A Student Approach to Song Lyrics: Coffee Girl

In honour of The Tragically Hip’s latest album, We Are The Same, released April 7th, here’s a brief series that demonstrates the manner in which I expect my students to approach poetry — without any research, and without any input from those who may know Gord Downie’s purposes for each song. I will analyse and speculate on each song’s possible meanings. For me, the poetry of TTH’s music is great literature; among the best.


Track #4: Coffee Girl

FIRST IMPRESSIONS

Title

  • just having recently seen Peter Donaldson‘s speech in the first act of David Mamet‘s Glengarry Glen Ross, I must admit I thought the title may be a racial comment regarding the protagonist’s skin tone
  • more likely, however, the protagonist works at Tim Hortons and is miserable

Interesting Words

  • “Beautiful and disaffected”
  • “The Hardscape or your shoes”

Images

  • “Get to the back door / Look around then turn the key” — is she nervously looking around because she’s afraid of being attacked or because she’s up to something mischievous? Or, is she casually taking her time, reluctant to begin her shift?

Literary Devices

  • alliteration and personification: “Hangover hanging on by the fangs / Walk to work on wild feet”
  • repetition (repeating a word in the line following): “hard to leave your bed” and “hard summer sheets”; “to work” and “to the back door”; “turn on all the lights” and “turn the key”..

Connections

  • one moment the emphasis on the beat places the song in a dance club, and the next moment I feel that I’m listening to Acker Bilk
  • the repeated line “Hey there Coffee Girl” seems either like a casual and friendly greeting, or like a customer calling for a refill in an arrogant or degrading manner.
  • Ol Cat Power and Classic Beck — Cat Stevens? and Beck?
  • “Taking cannons to fools / When all you need’s a BB gun” — though this is similar to a line from Downie’s book Coke Machine Glow (cannon to a pea-shooter fight), I can’t follow the placement of it here.

Favourite Quote

The Hardscape or your shoes

When the moon’s behind the hill

Possible Paraphrase

“I know that it can be hard to get up in the morning and get to work. I see you in the coffee shop on your shift, drowning your sorrows in that old music you’re playing: Cat Stevens, Beck, and Beware Purveyors of Cool. I know that you’re having a hard time lately and that it’s been particularly bad since you started seeing this guy. And, he’s not going to leave you alone.”

SUMMARY

Though several of my peers have listed this track as their favourite on the album, it hasn’t grabbed me yet. Perhaps the speaker in this song is singing about his Ex, not wanting to believe that his relationship with her is over and refusing to accept that she’s with another (“It’s hard to leave your bed” and “It was perfect til / He came along and wrecked it”). Or, perhaps the speaker is simply describing a day in the life of the protagonist — a girl going through the motions of life, work, and love.

Comments

  1. Steve says:

    FYI–It’s not Cat Stevens, it’s the singer “Cat Power” that he’s referring to.

  2. Steve says:

    and “The Hardscape or your shoes”, to me, means to stay or go, he’ll make you choose between staying or leaving. Hardscape is the surface and that remains where it is, while shoes will take you away.

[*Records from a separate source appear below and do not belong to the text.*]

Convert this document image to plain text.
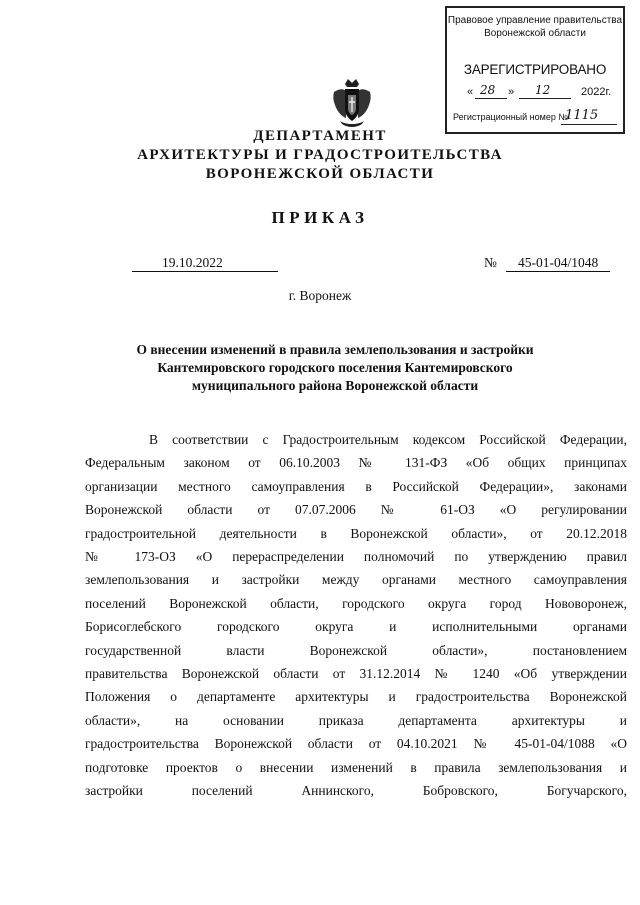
Правовое управление правительства
Воронежской области
ЗАРЕГИСТРИРОВАНО
« 28 » 12	2022г.
Регистрационный номер №
1115
ДЕПАРТАМЕНТ
АРХИТЕКТУРЫ И ГРАДОСТРОИТЕЛЬСТВА
ВОРОНЕЖСКОЙ ОБЛАСТИ
ПРИКАЗ
19.10.2022	№ 45-01-04/1048
г. Воронеж
О внесении изменений в правила землепользования и застройки
Кантемировского городского поселения Кантемировского
муниципального района Воронежской области
В соответствии с Градостроительным кодексом Российской Федерации,
Федеральным законом от 06.10.2003 № 131-ФЗ «Об общих принципах
организации местного самоуправления в Российской Федерации», законами
Воронежской области от 07.07.2006 № 61-ОЗ «О регулировании
градостроительной деятельности в Воронежской области», от 20.12.2018
№ 173-ОЗ «О перераспределении полномочий по утверждению правил
землепользования и застройки между органами местного самоуправления
поселений Воронежской области, городского округа город Нововоронеж,
Борисоглебского городского округа и исполнительными органами
государственной власти Воронежской области», постановлением
правительства Воронежской области от 31.12.2014 № 1240 «Об утверждении
Положения о департаменте архитектуры и градостроительства Воронежской
области», на основании приказа департамента архитектуры и
градостроительства Воронежской области от 04.10.2021 № 45-01-04/1088 «О
подготовке проектов о внесении изменений в правила землепользования и
застройки поселений Аннинского, Бобровского, Богучарского,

  3. Reading your post jolted me out of an assumption I’d made about this song. I’d assumed that the narrator was the one doing that actions (“walk to work on wild feet… turn the key… take down the chairs and make things neat”), but your perspective made me realize that the narrator never says “I” in relation to those things.

    The song makes more sense, I think, from the standpoint you’ve presented: the Coffee Girl is the one experiencing the actions, and the narrator is describing them.

    It’s interesting that, of the love triangle presented in the song (between Coffee Girl, the narrator, and the one who will “make you choose”), Coffee Girl is the only one who gets any development. The other two characters are really just tangential to her experience – even though she will ultimately need to choose between them.

    One of the things I’ve always liked about the Hip is that they rarely (if ever) sing the stereotypical love song. It seems that this album has a lot more songs devoted to the idea of love. Or, perhaps, all Hip songs are about love, just on different levels?

  4. @Steve, I wasn’t familiar with Cat Power until you pointed that out. Thanks for sharing that!

  5. Brad W. says:

    Steve and Siege, Thanks a lot for stopping by and discussing Tragically Hip lyrics and for pointing out the proper reference for ‘Cat Power’.

    Steve, I also really like your thoughts on ‘hardscape or your shoes’.

    And Siege, you’re right — perhaps Hip songs are about love, just on different levels. … Thankfully! We certainly don’t need another band on the airwaves singing ‘baby I love your way’! Maybe The Hip, with their new album title, really is trying to tell us that they’re “the same” as other bands.